La guerre de 1635 vint encore ajouter de nouvelles ruines au vieux manoir.

La dernière tour se voyait encore au commencement de notre siècle, avec quelques restes de maçonnerie.

En 1709 pendant l’occupation du pays par les armées du duc de Villars et celle des alliés, la contrée fut désolée par des maladies graves et meurtrières. Le curé de Beaufort nous en a conservé un souvenir.

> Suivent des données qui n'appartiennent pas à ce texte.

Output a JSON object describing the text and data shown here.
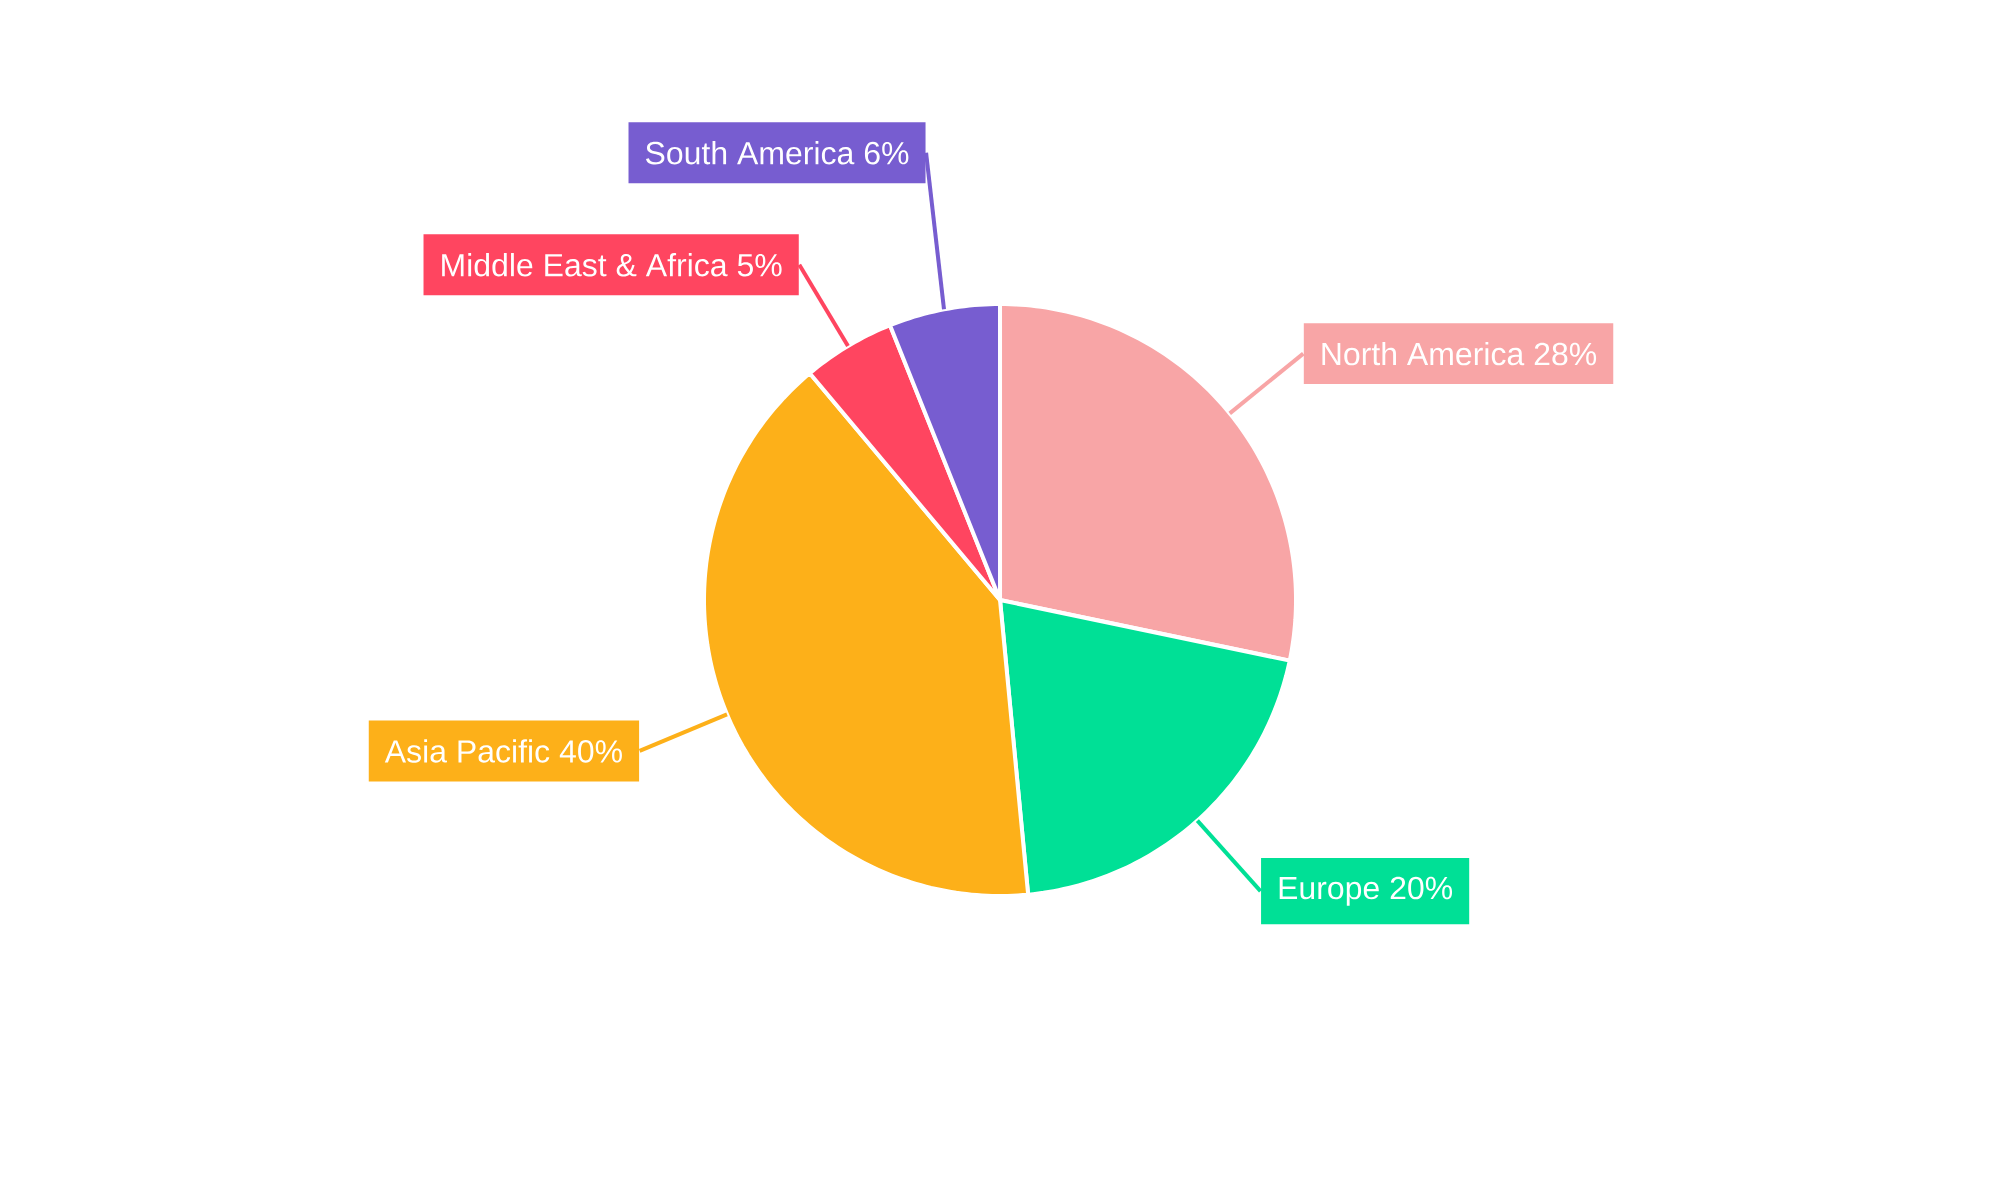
{
  "chart_data": {
    "type": "pie",
    "categories": [
      "North America",
      "Europe",
      "Asia Pacific",
      "Middle East & Africa",
      "South America"
    ],
    "values": [
      28,
      20,
      40,
      5,
      6
    ],
    "value_labels": [
      "28%",
      "20%",
      "40%",
      "5%",
      "6%"
    ],
    "colors": [
      "#f8a5a6",
      "#00e096",
      "#fdb019",
      "#ff4560",
      "#775dd0"
    ]
  }
}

« Je, Nicolas Deleau, prestre curé de cette paroisse certifie à toute la postérité que depuis le mois d’avril 1709, jusqu’au 15è du mois de novembre 1710 les maladies et la mortalité y furent si grandes et si fréquentes, qu’après une longue maladie que j’eu aussi, je n’ai peut que m’informer à peu près du jour et des mois que moururent tous ceux et celles que voici enregistrés, étant pour lors sous la presse de deux armées, de celle des Hollandois étant campées depuis Saint-Eloy jusques et passé Aubygny et celle des Français étant campée à Barly s’étendant depuis Montenescourt jusqu’à Frévent, qui nous ravagèrent ici si bien l’une que l’autre. Sortant de Tannée 1709 que l’hiver fut si long et si rigoureux que tous les blés manquèrent ; les pauvres peuples ayant été.obligés de manger du pain d’Avoine….. » (Registres de Catholicité)

Et plus loin, les misères de la guerre!

« L’an 1710, N. Deleau étant curé de ceste paroisse de Beaufort, les Hollandais ont pillé ceste paroisse et l’église où ils ont tout brisez, tout pillez, tout deschirez, tout emportez jusques au registre des baptêmes, des morts et des confirmés. N. Deleau, curé. »

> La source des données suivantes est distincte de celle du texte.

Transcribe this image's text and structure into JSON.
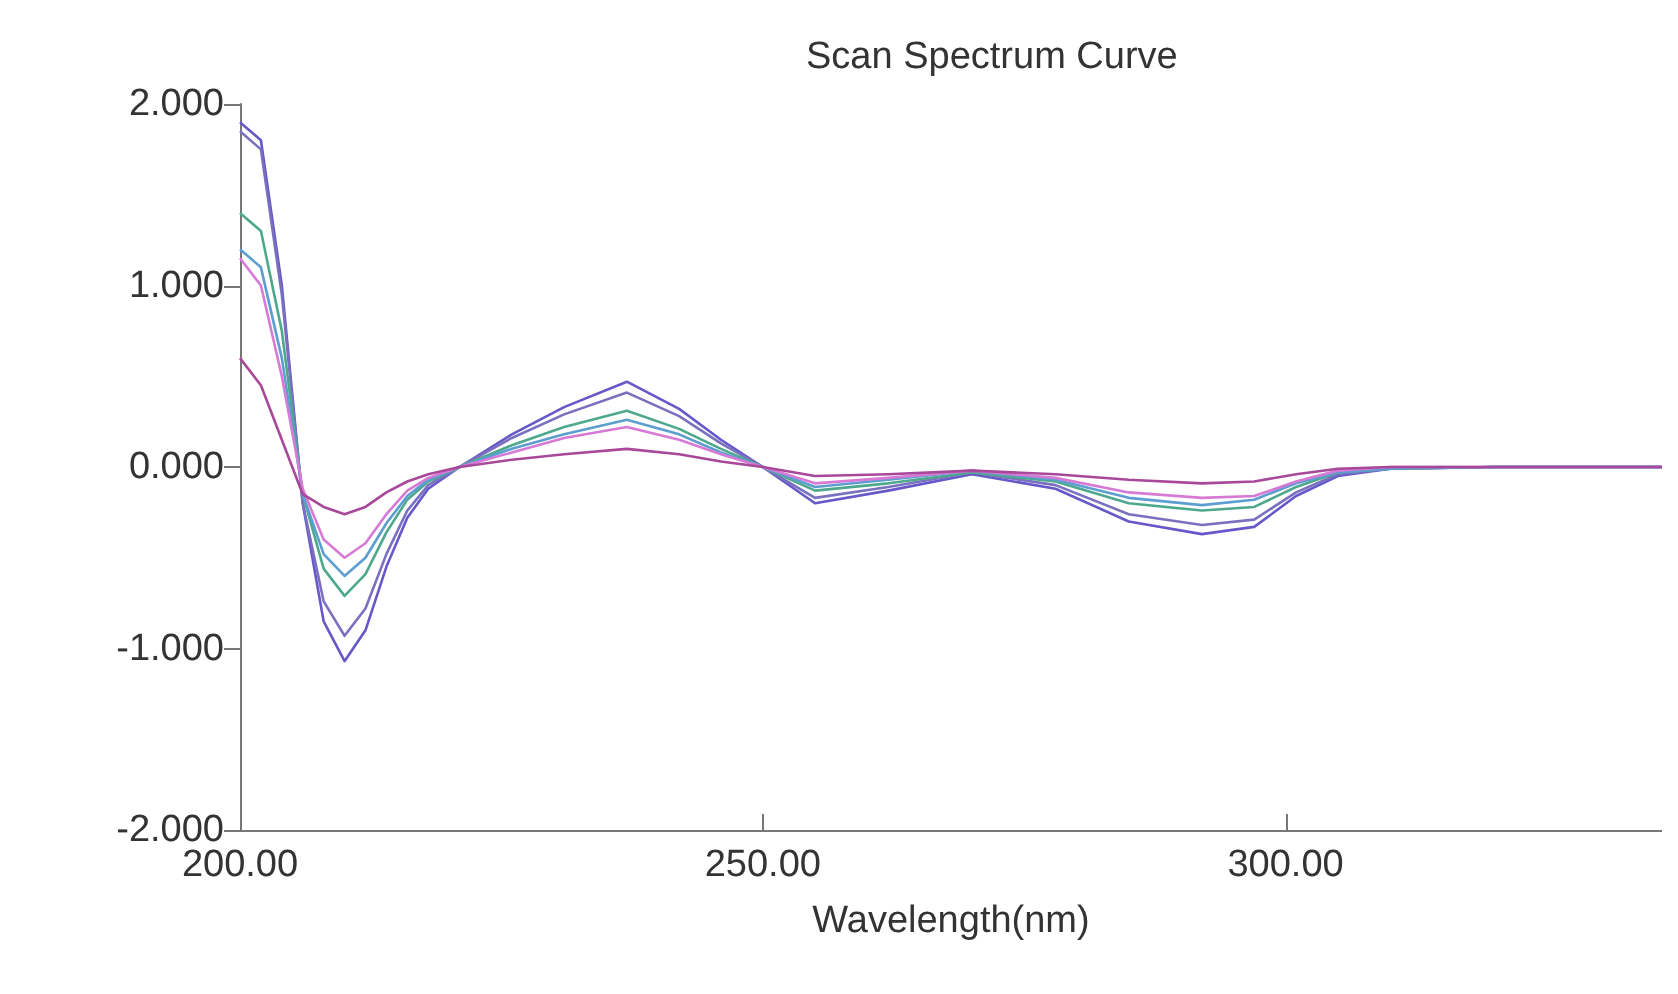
{
  "chart_data": {
    "type": "line",
    "title": "Scan Spectrum Curve",
    "xlabel": "Wavelength(nm)",
    "x": [
      200,
      202,
      204,
      206,
      208,
      210,
      212,
      214,
      216,
      218,
      221,
      226,
      231,
      237,
      242,
      246,
      250,
      255,
      262,
      270,
      278,
      285,
      292,
      297,
      301,
      305,
      310,
      320,
      336
    ],
    "xlim": [
      200,
      336
    ],
    "xticks": [
      {
        "value": 200,
        "label": "200.00"
      },
      {
        "value": 250,
        "label": "250.00"
      },
      {
        "value": 300,
        "label": "300.00"
      }
    ],
    "ylim": [
      -2,
      2
    ],
    "yticks": [
      {
        "value": -2,
        "label": "-2.000"
      },
      {
        "value": -1,
        "label": "-1.000"
      },
      {
        "value": 0,
        "label": "0.000"
      },
      {
        "value": 1,
        "label": "1.000"
      },
      {
        "value": 2,
        "label": "2.000"
      }
    ],
    "grid": false,
    "marker": "none",
    "line_style": "solid",
    "series": [
      {
        "color": "#6658c8",
        "values": [
          1.9,
          1.8,
          1.0,
          -0.2,
          -0.85,
          -1.07,
          -0.9,
          -0.55,
          -0.28,
          -0.12,
          0.0,
          0.18,
          0.33,
          0.47,
          0.32,
          0.15,
          0.0,
          -0.2,
          -0.13,
          -0.04,
          -0.12,
          -0.3,
          -0.37,
          -0.33,
          -0.16,
          -0.05,
          -0.01,
          0,
          0
        ]
      },
      {
        "color": "#7a70c0",
        "values": [
          1.85,
          1.75,
          0.95,
          -0.2,
          -0.74,
          -0.93,
          -0.78,
          -0.48,
          -0.24,
          -0.1,
          0.0,
          0.16,
          0.29,
          0.41,
          0.28,
          0.13,
          0.0,
          -0.17,
          -0.11,
          -0.03,
          -0.1,
          -0.26,
          -0.32,
          -0.29,
          -0.14,
          -0.04,
          -0.01,
          0,
          0
        ]
      },
      {
        "color": "#4ea88e",
        "values": [
          1.4,
          1.3,
          0.75,
          -0.15,
          -0.56,
          -0.71,
          -0.59,
          -0.36,
          -0.18,
          -0.08,
          0.0,
          0.12,
          0.22,
          0.31,
          0.21,
          0.1,
          0.0,
          -0.13,
          -0.09,
          -0.03,
          -0.08,
          -0.2,
          -0.24,
          -0.22,
          -0.11,
          -0.03,
          -0.01,
          0,
          0
        ]
      },
      {
        "color": "#5c9ed0",
        "values": [
          1.2,
          1.1,
          0.6,
          -0.15,
          -0.48,
          -0.6,
          -0.5,
          -0.31,
          -0.16,
          -0.07,
          0.0,
          0.1,
          0.18,
          0.26,
          0.18,
          0.08,
          0.0,
          -0.11,
          -0.07,
          -0.02,
          -0.07,
          -0.17,
          -0.21,
          -0.18,
          -0.09,
          -0.03,
          -0.01,
          0,
          0
        ]
      },
      {
        "color": "#d77ad6",
        "values": [
          1.15,
          1.0,
          0.5,
          -0.12,
          -0.4,
          -0.5,
          -0.42,
          -0.26,
          -0.13,
          -0.06,
          0.0,
          0.08,
          0.16,
          0.22,
          0.15,
          0.07,
          0.0,
          -0.09,
          -0.06,
          -0.02,
          -0.06,
          -0.14,
          -0.17,
          -0.16,
          -0.08,
          -0.02,
          0,
          0,
          0
        ]
      },
      {
        "color": "#a8489a",
        "values": [
          0.6,
          0.45,
          0.15,
          -0.15,
          -0.22,
          -0.26,
          -0.22,
          -0.14,
          -0.08,
          -0.04,
          0.0,
          0.04,
          0.07,
          0.1,
          0.07,
          0.03,
          0.0,
          -0.05,
          -0.04,
          -0.02,
          -0.04,
          -0.07,
          -0.09,
          -0.08,
          -0.04,
          -0.01,
          0,
          0,
          0
        ]
      }
    ]
  }
}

La Révolution de 1793 renversa l’église et le vieux manoir devint un champ.

En 1858, Beaufort et Blavincourt furent réunis pour ne faire qu’une seule commune sous le nom de Beaufort-Blavincourt.

Archéologie

Un dolmen, des tombeaux romains, des statues en calcaire du moyen-âge recouvertes de peintures et de dorures, la grande pierre tombale des sires de Beauffort ont été exhumés par nos soins.

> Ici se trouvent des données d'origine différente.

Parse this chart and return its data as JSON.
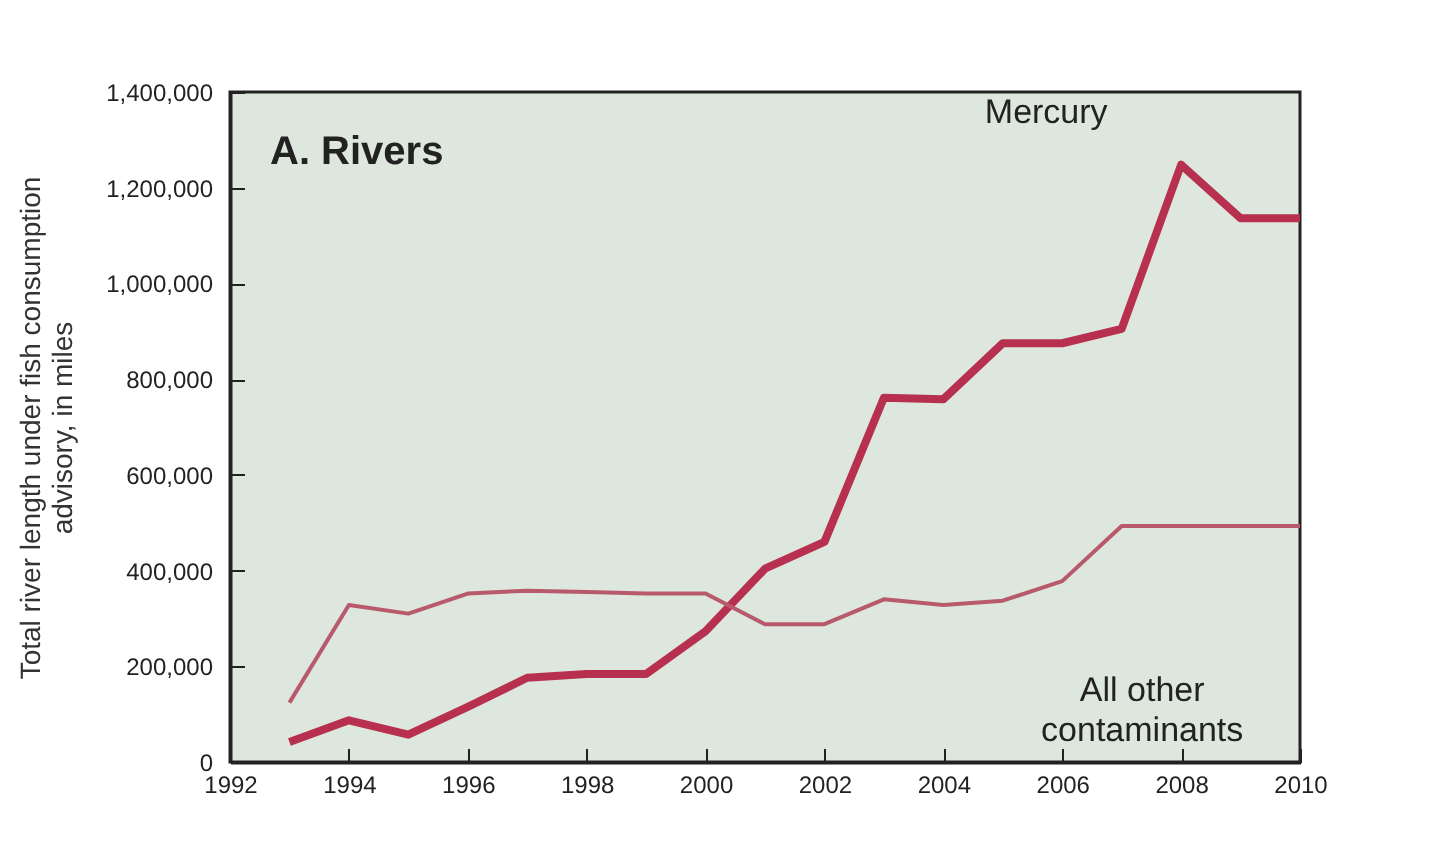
{
  "chart_data": {
    "type": "line",
    "title": "A. Rivers",
    "ylabel": "Total river length under fish consumption advisory, in miles",
    "x": [
      1993,
      1994,
      1995,
      1996,
      1997,
      1998,
      1999,
      2000,
      2001,
      2002,
      2003,
      2004,
      2005,
      2006,
      2007,
      2008,
      2009,
      2010
    ],
    "series": [
      {
        "name": "Mercury",
        "color": "#b8304f",
        "values": [
          42000,
          87000,
          57000,
          115000,
          176000,
          184000,
          184000,
          273000,
          404000,
          460000,
          761000,
          758000,
          875000,
          875000,
          905000,
          1248000,
          1136000,
          1136000
        ]
      },
      {
        "name": "All other contaminants",
        "color": "#b85a6c",
        "values": [
          124000,
          328000,
          310000,
          352000,
          358000,
          355000,
          352000,
          352000,
          288000,
          288000,
          340000,
          328000,
          337000,
          378000,
          493000,
          493000,
          493000,
          493000
        ]
      }
    ],
    "xlim": [
      1992,
      2010
    ],
    "xticks": [
      1992,
      1994,
      1996,
      1998,
      2000,
      2002,
      2004,
      2006,
      2008,
      2010
    ],
    "ylim": [
      0,
      1400000
    ],
    "yticks": [
      0,
      {
        "value": 200000,
        "label": "200,000"
      },
      {
        "value": 400000,
        "label": "400,000"
      },
      {
        "value": 600000,
        "label": "600,000"
      },
      {
        "value": 800000,
        "label": "800,000"
      },
      {
        "value": 1000000,
        "label": "1,000,000"
      },
      {
        "value": 1200000,
        "label": "1,200,000"
      },
      {
        "value": 1400000,
        "label": "1,400,000"
      }
    ],
    "grid": false,
    "legend": false,
    "marker": "none",
    "line_style": "solid"
  }
}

Une église ancienne était érigée dans les dépendances du château; le chœur renfermait la sépulture de la famille de Beauffort, une large pierre tombale la recouvrait. L’abbaye d’Etrun avait la collation de la cure.

Des fouilles faites sur l’emplacement de l’église, vers 1840, ont mis au jour quelques cercueils en plomb contenant les restes des anciens seigneurs. Parmi eux se trouvait un cœur aussi en plomb avec cette inscription : Anne de Beauffort, princesse de Croy. Son corps avait été inhumé dans l’église de Solre-le-Château, son cœur était à Beaufort.

Beaufort possède un souterrain-refuge, mais des éboulements l’ont obstrué et en interdisent l’accès depuis longtemps. Les paysans de 1553 y auraient sauvé leur vie s’il avait encore été praticable.

Au XVè siècle un moulin fut érigé dans des proportions remarquables. Samotte domine tout le pays. A la porte méridionale est une belle clef de voûte où se voient les armes de Beauffort, celles de Croy-Solre sont sculptées au-dessus de la porte septentrionale.

Beaufort possède aujourd’hui une modeste église relevée par les soins de son curé, M. Dubois et placée sous le vocable de la Sainte-Trinité.